Meanwhile, BPC (paid to poor, elderly or disabled people), salary bonuses and unemployment insurance accounted for 7.8% of primary spending last year, or R$166 billion.

Tebet is also considering proposing to incorporate Fundeb – the basic education fund – into the education spending floor, another measure that would save resources.

According to the Constitution, the government must spend at least 18% of its net tax revenue in this area. Other than that, you have to supply Fundeb. Until 2020, the Union participated with 10% of the fund, and the remaining 90% came from state and municipal taxes. But a constitutional amendment approved that year determined the gradual increase in the federal share, which rose to 12% in 2021, is now 19% and will reach 23% in 2026.

The amendment boosted government spending with Fundeb. Between 2020 and 2023, they jumped from R$15 billion to R$37 billion. In these three years, its share of the budget pie more than doubled, going from 0.8% to 1.8% of primary expenses.

Therefore, Tebet’s agenda seeks to modify the formula for correcting expenses that correspond to more than half of the Budget. According to the 2024 Budget Guidelines Law (LDO), each R$1 increase in the minimum wage increases government expenses by R$389 million.

In other words: in addition to increasing disbursements by private sector employers, the minimum adjustments also have a strong impact on the government’s own expenses.

Ending the link, however, would be a most unpopular initiative. Before going through Congress’s analysis, it would have to overcome the scrutiny of President Luiz Inácio Lula da Silva himself and his party, the PT, which have always been advocates of increasing social spending.

Gleisi says Tebet’s ideas are “very bad”

The disclosure of the Planning Minister’s plans provoked an immediate reaction from the national president of the PT, deputy Gleisi Hoffmann (PR). She said that “these are very bad ideas, which contradict the government program elected in 2022”.

“If adopted, they would directly harm millions of retirees and public school students, the population that needs to be protected by State action, actions guaranteed in our Constitution”, wrote Gleisi on the social network X.

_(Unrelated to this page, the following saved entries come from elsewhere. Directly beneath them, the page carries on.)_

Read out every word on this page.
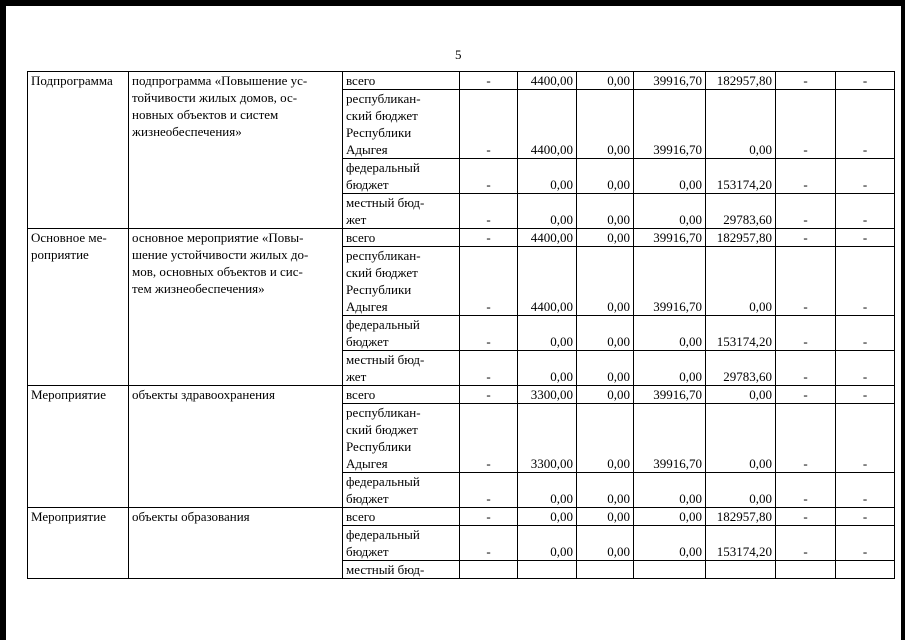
5
Подпрограмма	подпрограмма «Повышение ус-
тойчивости жилых домов, ос-
новных объектов и систем
жизнеобеспечения»	всего	-	4400,00	0,00	39916,70	182957,80	-	-
		республикан-
ский бюджет
Республики
Адыгея	-	4400,00	0,00	39916,70	0,00	-	-
		федеральный
бюджет	-	0,00	0,00	0,00	153174,20	-	-
		местный бюд-
жет	-	0,00	0,00	0,00	29783,60	-	-
Основное ме-
роприятие	основное мероприятие «Повы-
шение устойчивости жилых до-
мов, основных объектов и сис-
тем жизнеобеспечения»	всего	-	4400,00	0,00	39916,70	182957,80	-	-
		республикан-
ский бюджет
Республики
Адыгея	-	4400,00	0,00	39916,70	0,00	-	-
		федеральный
бюджет	-	0,00	0,00	0,00	153174,20	-	-
		местный бюд-
жет	-	0,00	0,00	0,00	29783,60	-	-
Мероприятие	объекты здравоохранения	всего	-	3300,00	0,00	39916,70	0,00	-	-
		республикан-
ский бюджет
Республики
Адыгея	-	3300,00	0,00	39916,70	0,00	-	-
		федеральный
бюджет	-	0,00	0,00	0,00	0,00	-	-
Мероприятие	объекты образования	всего	-	0,00	0,00	0,00	182957,80	-	-
		федеральный
бюджет	-	0,00	0,00	0,00	153174,20	-	-
		местный бюд-							
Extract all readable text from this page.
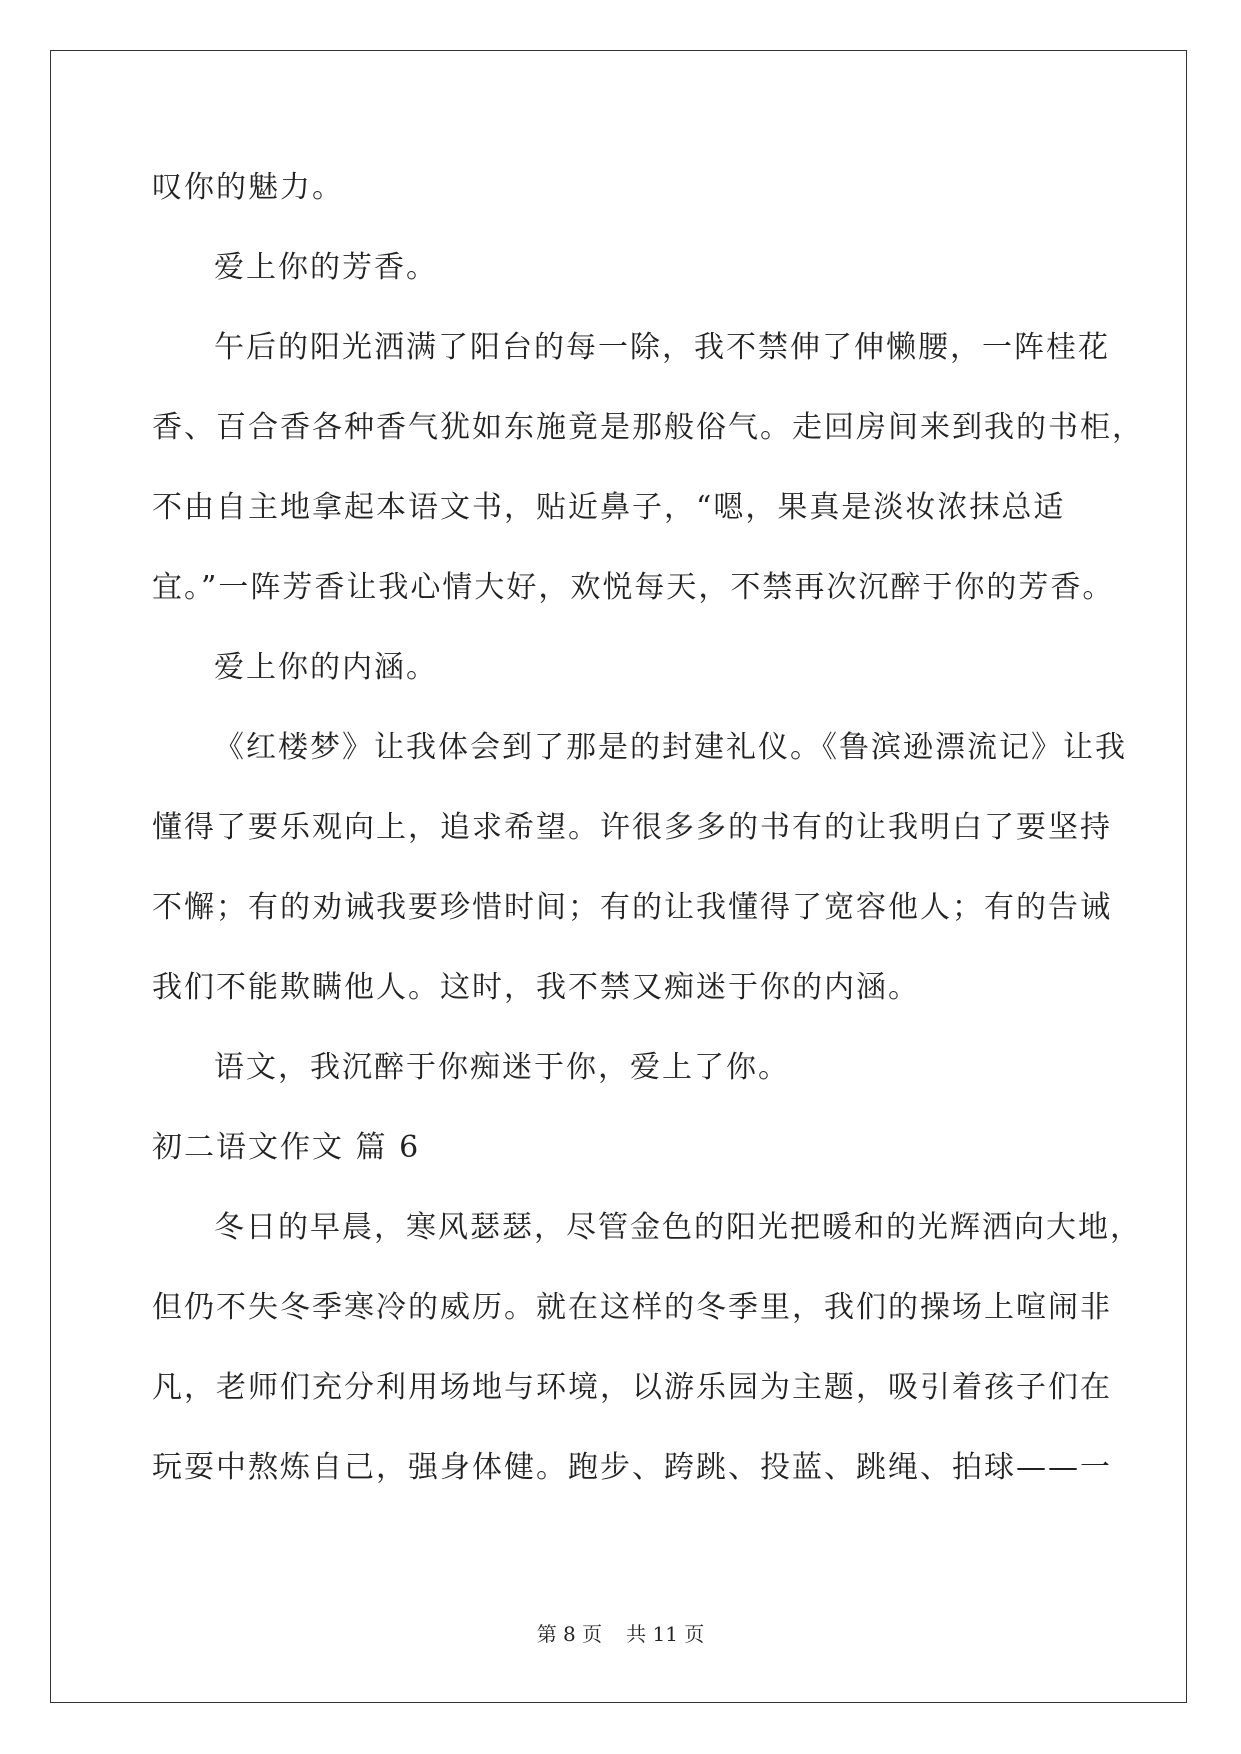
叹你的魅力。
爱上你的芳香。
午后的阳光洒满了阳台的每一除，我不禁伸了伸懒腰，一阵桂花
香、百合香各种香气犹如东施竟是那般俗气。走回房间来到我的书柜，
不由自主地拿起本语文书，贴近鼻子，“嗯，果真是淡妆浓抹总适
宜。”一阵芳香让我心情大好，欢悦每天，不禁再次沉醉于你的芳香。
爱上你的内涵。
《红楼梦》让我体会到了那是的封建礼仪。《鲁滨逊漂流记》让我
懂得了要乐观向上，追求希望。许很多多的书有的让我明白了要坚持
不懈；有的劝诫我要珍惜时间；有的让我懂得了宽容他人；有的告诫
我们不能欺瞒他人。这时，我不禁又痴迷于你的内涵。
语文，我沉醉于你痴迷于你，爱上了你。
初二语文作文 篇 6
冬日的早晨，寒风瑟瑟，尽管金色的阳光把暖和的光辉洒向大地，
但仍不失冬季寒冷的威历。就在这样的冬季里，我们的操场上喧闹非
凡，老师们充分利用场地与环境，以游乐园为主题，吸引着孩子们在
玩耍中熬炼自己，强身体健。跑步、跨跳、投蓝、跳绳、拍球——一
第 8 页 共 11 页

Tebet highlighted, in the interview, that his proposals will still go through Minister Fernando Haddad, of Finance, and that the person who will be able to take them to President Lula is the Budget Execution Board, which brings together authorities from the government’s economic area.

Haddad did not make a public statement defending or refuting Tebet’s proposals. But, last week, the minister shared an article by an economist who, among other measures, recommended precisely the decoupling of the minimum wage and benefits. “I recommend this article by Bráulio Borges, an economist at FGV, about the recent dynamics of public accounts”, wrote Haddad in X, without further comment.

Paulo Guedes defended decoupling

Such decoupling is not a new idea: most public accounts experts have said for years that it is essential to stop the escalation of government spending and guarantee the sustainability of any fiscal regime. It was part, for example, of the famous “DDD” agenda – unlink, deindex, release – of Paulo Guedes, Jair Bolsonaro’s (PL) Economy Minister.

Guedes did not formally propose the separation. But he managed to avoid real increases in benefits in another way: by abandoning the policy of real minimum wage increases inherited from previous administrations. During much of the Bolsonaro administration, the salary floor was adjusted only for inflation – which automatically limited the expansion of spending on Social Security, bonuses, unemployment insurance and BPC.

The policy of real gains, adopted in the first PT governments, has now been resumed under the Lula 3 administration. Every January, the minimum wage receives, in addition to the pass-through of the previous year’s inflation, a real adjustment equivalent to the growth of the Gross Domestic Product (GDP) from two years before.

Although it stimulates consumption and economic growth, this practice accelerates some of the government’s main spending beyond that allowed by the fiscal framework approved in 2023.

The new regime determines that the Union’s total expenses must have real growth of between 0.6% and 2.5% per year. This means that, whenever the minimum wage has a real gain above 2.5%, all benefits linked to it will grow beyond the framework limit. This year, for example, the salary floor rose 3% above inflation.

This mismatch compresses other expenses, such as investments, forcing the government to limit them – or to review fiscal targets, as it did in April, just seven months after the framework was sanctioned.